Vanderhoof, a small community in northern British Columbia, has been told to expect a gold mine on its doorstep within 6 years.
New Gold President and CEO Bob Gallagher paid a visit to Vandherhoof town council on July 20, telling local politicians the Blackwater gold mine should be up and running by 2017.
Goldcorp, the world's second largest gold miner, saw revenues increase by 62% over the 2010 second quarter, to $1.3 billion, on gold sales of
606,400 ounces.
However, flooding, forest fires and problem equipment caused production to slip at some of the company's mines.
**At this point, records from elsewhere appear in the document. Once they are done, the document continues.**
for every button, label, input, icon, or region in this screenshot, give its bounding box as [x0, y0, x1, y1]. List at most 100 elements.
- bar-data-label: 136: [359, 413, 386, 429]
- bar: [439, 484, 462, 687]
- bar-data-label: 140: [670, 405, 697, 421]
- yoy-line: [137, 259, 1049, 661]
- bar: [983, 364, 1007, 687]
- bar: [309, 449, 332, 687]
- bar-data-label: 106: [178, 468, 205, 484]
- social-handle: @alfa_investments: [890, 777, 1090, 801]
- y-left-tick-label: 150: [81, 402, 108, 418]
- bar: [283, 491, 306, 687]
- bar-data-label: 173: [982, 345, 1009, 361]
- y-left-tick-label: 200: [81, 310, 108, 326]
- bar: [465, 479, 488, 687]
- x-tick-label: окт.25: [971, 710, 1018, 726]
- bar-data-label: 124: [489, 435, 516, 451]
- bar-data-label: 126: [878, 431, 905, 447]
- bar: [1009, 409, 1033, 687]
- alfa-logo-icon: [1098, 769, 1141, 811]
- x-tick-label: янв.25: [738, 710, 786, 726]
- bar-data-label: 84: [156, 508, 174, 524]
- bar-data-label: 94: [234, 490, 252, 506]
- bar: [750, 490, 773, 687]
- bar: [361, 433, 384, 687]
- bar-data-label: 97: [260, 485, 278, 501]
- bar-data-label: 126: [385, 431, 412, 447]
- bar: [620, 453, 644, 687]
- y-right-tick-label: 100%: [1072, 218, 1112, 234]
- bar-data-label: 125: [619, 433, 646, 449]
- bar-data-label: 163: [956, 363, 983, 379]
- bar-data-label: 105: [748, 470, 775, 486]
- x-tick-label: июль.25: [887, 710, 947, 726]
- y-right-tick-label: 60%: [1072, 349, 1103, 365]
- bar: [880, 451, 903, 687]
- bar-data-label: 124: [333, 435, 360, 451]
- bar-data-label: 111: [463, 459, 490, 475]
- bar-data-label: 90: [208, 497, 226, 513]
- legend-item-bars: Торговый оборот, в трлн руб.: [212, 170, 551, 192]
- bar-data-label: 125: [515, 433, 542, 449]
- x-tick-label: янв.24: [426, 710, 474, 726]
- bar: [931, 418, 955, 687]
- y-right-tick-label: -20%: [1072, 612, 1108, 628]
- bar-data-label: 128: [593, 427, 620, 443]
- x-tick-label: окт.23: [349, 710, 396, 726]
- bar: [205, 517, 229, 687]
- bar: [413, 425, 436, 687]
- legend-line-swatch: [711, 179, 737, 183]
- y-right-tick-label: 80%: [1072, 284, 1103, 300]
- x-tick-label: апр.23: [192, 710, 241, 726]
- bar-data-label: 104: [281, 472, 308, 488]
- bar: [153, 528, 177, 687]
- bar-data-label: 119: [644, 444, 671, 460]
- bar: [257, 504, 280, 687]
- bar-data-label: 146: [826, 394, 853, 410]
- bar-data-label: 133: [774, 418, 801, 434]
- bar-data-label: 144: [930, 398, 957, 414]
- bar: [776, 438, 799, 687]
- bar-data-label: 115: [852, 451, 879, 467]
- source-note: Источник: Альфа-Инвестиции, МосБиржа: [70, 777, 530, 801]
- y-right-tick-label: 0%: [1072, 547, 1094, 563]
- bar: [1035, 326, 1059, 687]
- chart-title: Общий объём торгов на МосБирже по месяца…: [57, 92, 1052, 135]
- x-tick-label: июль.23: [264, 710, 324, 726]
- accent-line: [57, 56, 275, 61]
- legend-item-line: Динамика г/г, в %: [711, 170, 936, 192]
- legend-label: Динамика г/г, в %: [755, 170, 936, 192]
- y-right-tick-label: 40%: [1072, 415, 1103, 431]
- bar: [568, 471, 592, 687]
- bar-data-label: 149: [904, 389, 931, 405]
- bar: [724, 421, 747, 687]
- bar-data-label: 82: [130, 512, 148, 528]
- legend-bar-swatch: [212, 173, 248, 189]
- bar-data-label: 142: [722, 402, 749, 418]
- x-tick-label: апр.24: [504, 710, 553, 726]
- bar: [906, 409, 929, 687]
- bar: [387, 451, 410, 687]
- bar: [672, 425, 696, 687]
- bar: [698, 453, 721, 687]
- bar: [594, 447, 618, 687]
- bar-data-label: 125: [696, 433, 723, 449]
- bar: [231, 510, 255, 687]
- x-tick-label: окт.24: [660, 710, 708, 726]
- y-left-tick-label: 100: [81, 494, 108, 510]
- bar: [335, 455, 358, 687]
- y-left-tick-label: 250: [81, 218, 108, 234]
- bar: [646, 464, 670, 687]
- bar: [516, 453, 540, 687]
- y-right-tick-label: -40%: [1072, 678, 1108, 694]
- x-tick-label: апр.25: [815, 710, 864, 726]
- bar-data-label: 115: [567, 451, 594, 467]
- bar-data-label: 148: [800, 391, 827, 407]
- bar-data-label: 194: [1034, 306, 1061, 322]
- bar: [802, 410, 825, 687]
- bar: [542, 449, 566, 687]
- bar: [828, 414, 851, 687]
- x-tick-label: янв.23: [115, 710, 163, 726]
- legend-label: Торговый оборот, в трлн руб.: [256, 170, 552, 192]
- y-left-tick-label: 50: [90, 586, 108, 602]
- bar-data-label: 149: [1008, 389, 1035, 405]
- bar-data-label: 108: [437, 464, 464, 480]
Goldcorp downgraded its total expected gold production by six percent, from between 2.65 million and 2.75 million ounces to between 2.50 million and 2.55 million ounces.
Despite a flurry of mergers and acquisitions and a robust IPO market reports out on Wednesday suggest that fear is slowly replacing greed in the mining finance business.
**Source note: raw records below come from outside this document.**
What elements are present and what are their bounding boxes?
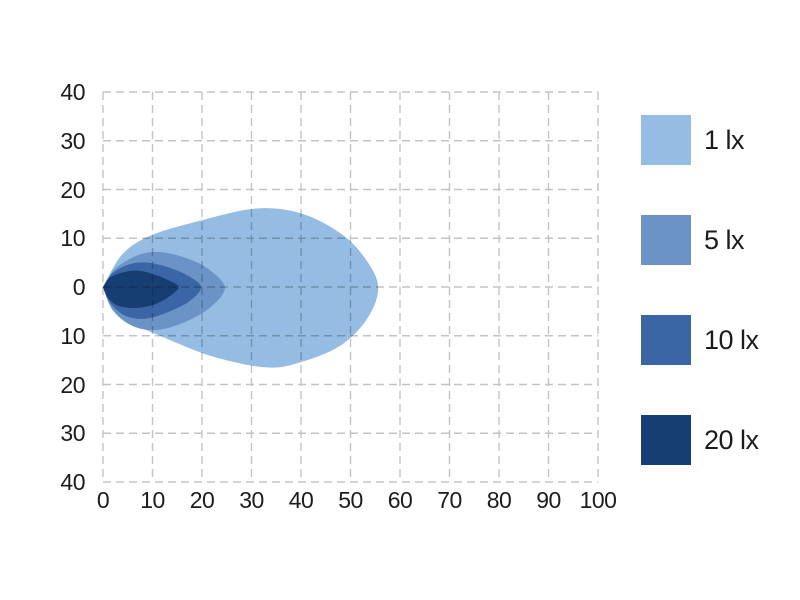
- x-tick-label: 60: [387, 487, 413, 513]
- legend-swatch-10lx: [641, 315, 691, 365]
- y-tick-label: 30: [60, 127, 85, 154]
- y-tick-label: 40: [60, 79, 85, 105]
- isolux-contours: [103, 208, 379, 368]
- legend-label-5lx: 5 lx: [704, 224, 745, 255]
- x-tick-label: 100: [579, 487, 617, 513]
- x-tick-label: 0: [96, 487, 110, 513]
- x-tick-label: 70: [437, 487, 462, 513]
- grid-lines: [102, 91, 599, 483]
- x-tick-label: 50: [338, 487, 363, 513]
- legend: 1 lx 5 lx 10 lx 20 lx: [641, 115, 759, 515]
- contour-20lx: [103, 270, 179, 309]
- x-tick-label: 80: [486, 487, 512, 513]
- legend-label-20lx: 20 lx: [704, 424, 759, 455]
- legend-label-10lx: 10 lx: [704, 324, 759, 355]
- legend-swatch-5lx: [641, 215, 691, 265]
- legend-label-1lx: 1 lx: [704, 124, 745, 155]
- y-tick-label: 0: [72, 274, 86, 300]
- y-tick-label: 30: [60, 420, 85, 447]
- legend-item-20lx: 20 lx: [641, 415, 759, 465]
- x-tick-label: 10: [140, 487, 165, 513]
- legend-swatch-20lx: [641, 415, 691, 465]
- x-tick-label: 20: [189, 487, 215, 513]
- y-tick-label: 40: [60, 469, 85, 495]
- y-tick-label: 10: [60, 225, 85, 252]
- legend-item-1lx: 1 lx: [641, 115, 759, 165]
- x-tick-label: 90: [536, 487, 561, 513]
- y-tick-label: 20: [60, 176, 85, 203]
- x-tick-label: 30: [239, 487, 264, 513]
- legend-item-10lx: 10 lx: [641, 315, 759, 365]
- contour-1lx: [103, 208, 379, 368]
- y-tick-label: 20: [60, 371, 85, 398]
- legend-swatch-1lx: [641, 115, 691, 165]
- x-tick-label: 40: [288, 487, 314, 513]
- legend-item-5lx: 5 lx: [641, 215, 759, 265]
- y-tick-label: 10: [60, 322, 85, 349]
The Financial Post reports for investment bankers, the low-hanging fruit is long gone and the biggest financings are now high-risk: gold juniors in Africa, coal in Colombia and an infamous Quebec lithium play that overstated its resource.
Global Mining Finance's July round-up says untrustworthy financial and resource reporting, threats of new royalty regimes, "super-profit" and carbon taxes, political turmoil, strikes and government takeovers are worrying resource investors all around the world.
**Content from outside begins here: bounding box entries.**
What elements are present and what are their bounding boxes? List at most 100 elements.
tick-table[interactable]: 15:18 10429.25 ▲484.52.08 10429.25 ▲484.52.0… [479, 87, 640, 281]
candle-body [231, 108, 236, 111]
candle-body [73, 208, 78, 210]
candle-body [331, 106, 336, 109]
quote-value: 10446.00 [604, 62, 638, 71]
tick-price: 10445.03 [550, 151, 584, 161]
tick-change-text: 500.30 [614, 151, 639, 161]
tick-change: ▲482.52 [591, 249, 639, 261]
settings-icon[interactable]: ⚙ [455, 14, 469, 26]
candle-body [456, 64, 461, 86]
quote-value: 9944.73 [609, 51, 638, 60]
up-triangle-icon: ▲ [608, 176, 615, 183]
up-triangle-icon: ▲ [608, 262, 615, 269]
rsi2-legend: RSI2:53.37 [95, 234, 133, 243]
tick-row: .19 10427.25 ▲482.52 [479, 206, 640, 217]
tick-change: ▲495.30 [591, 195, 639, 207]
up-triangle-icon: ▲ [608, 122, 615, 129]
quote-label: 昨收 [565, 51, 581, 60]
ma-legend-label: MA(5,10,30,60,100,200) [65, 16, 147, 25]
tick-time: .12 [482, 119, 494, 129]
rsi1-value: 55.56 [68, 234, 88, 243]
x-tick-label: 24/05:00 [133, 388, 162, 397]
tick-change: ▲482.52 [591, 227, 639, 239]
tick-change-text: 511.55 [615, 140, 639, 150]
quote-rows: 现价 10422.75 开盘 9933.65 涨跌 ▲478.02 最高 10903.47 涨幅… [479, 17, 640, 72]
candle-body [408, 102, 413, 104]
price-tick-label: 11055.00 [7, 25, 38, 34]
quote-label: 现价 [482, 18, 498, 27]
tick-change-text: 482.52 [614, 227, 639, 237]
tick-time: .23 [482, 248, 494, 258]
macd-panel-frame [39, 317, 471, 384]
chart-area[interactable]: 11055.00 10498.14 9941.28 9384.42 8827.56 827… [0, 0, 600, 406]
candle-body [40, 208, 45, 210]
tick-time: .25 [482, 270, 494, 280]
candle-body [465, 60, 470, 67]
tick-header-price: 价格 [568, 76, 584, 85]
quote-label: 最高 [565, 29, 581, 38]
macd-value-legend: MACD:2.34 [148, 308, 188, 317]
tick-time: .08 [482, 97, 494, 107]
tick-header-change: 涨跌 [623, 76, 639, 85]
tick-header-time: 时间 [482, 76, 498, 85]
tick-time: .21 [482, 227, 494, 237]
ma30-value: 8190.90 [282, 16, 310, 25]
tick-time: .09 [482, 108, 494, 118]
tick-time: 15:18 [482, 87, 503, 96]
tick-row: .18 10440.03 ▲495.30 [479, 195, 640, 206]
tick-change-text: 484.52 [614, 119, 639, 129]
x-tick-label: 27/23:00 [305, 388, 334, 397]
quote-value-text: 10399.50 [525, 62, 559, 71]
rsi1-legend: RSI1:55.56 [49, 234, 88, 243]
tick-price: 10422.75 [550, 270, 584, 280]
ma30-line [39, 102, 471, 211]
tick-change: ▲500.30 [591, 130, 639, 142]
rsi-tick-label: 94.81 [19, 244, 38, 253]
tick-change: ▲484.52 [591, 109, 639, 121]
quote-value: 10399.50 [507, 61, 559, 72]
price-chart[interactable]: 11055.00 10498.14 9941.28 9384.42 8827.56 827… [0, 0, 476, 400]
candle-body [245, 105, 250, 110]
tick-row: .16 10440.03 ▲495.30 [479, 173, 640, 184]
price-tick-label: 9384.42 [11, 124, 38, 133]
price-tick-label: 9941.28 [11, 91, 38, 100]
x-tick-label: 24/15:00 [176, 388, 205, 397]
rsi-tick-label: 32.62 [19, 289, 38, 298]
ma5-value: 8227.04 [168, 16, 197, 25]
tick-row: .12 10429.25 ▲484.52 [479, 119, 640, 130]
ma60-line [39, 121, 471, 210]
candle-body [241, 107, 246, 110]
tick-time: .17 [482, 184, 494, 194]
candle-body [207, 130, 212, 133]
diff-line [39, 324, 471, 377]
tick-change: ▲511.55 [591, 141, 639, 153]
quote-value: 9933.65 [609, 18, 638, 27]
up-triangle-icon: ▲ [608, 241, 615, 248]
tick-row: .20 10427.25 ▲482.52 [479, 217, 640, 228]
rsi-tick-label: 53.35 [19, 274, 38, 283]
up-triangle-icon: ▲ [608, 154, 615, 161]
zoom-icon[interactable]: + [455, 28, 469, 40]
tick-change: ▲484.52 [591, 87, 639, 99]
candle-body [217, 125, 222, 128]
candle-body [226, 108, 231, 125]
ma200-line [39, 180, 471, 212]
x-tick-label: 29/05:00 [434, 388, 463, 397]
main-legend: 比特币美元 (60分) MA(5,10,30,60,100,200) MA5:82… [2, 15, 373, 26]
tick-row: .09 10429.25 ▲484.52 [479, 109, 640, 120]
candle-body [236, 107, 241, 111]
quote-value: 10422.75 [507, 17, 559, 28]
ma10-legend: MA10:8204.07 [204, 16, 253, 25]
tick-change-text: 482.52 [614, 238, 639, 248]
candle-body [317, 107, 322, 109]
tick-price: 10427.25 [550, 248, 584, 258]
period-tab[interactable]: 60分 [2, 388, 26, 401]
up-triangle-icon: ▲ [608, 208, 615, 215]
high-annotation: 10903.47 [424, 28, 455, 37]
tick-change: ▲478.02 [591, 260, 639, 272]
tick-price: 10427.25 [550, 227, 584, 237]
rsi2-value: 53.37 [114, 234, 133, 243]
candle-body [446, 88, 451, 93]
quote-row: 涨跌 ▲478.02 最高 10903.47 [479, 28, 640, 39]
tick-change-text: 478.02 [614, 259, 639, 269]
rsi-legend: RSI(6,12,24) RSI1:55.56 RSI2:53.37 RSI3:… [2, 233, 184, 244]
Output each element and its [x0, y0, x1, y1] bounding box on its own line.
The Zimbabwean reports Angloplat, the world's number one producer said it was optimistic about coming to an agreement with the Zimbabwean government over its Unki mine and Aquarius Platinum's record quarter was thanks to the performance of its Mimosa mine in Zimbabwe amid continuing talks.
The government of Zimbabwe, the country with the largest platinum reserves outside number one producer South Africa, is demanding 51% of all foreign-owned mines operating in the country under its so-called indigenisation laws.
Spot potash prices for the standard grade leaving the port of Vancouver rose from $445 per tonne in May to $481 in June and $490 in July and is up US$111 since December according to the Scotiabank Commodity Price Index out on Wednesday.
Scotiabank also said Canpotex, the marketing agent for Western Canada's three potash producers, is virtually sold out for the third quarter this year and a third price increase this year of $30 to $40 is likely.
Canadian Oil Sands Corp., which holds the largest stake in the massive Syncrude oilsands mine north of Fort McMurray, Alta., said Tuesday its second-quarter profits rose on the back of strong oil prices.
Net income for the three months ended June 30 was $346 million, or 71 cents per share _ missing the average analyst estimate of 73 cents per share, according to Thomson Reuters.
Zimbabwe’s diamond production reached 2.329 million carats in the first half of 2011 with the bulk coming from the controversial Marange fields, Finance Minister Tendai Biti reported to Parliament on Tuesday.
The Treasury expects production to ramp up in the second half to reach 8.2 million carats for the full year, which would be slightly lower than the 8.435 million carats mined in 2010.
Reuters reports US lawmakers approved legislation late on Tuesday setting a November 1 deadline for the Obama administration to decide the fate of a proposed $7 billion pipeline to transport Canadian oil sands crude to refineries on the Gulf coast and ease the glut in the Midwest hub.
The price oil sands producers can charge for exports to the US is falling further behind the international benchmark because of the lack of pipelines and hedge funds have started to bet that the spread could go as high as $50/barrel leaving Alberta producers $75 million out of pocket per day.
Cenovus generated cash flow of $939 million or $1.24 per share diluted in the second quarter of 2011. Refining operating cash flow was $322 million during the quarter mainly due to improved refined product prices and higher throughput.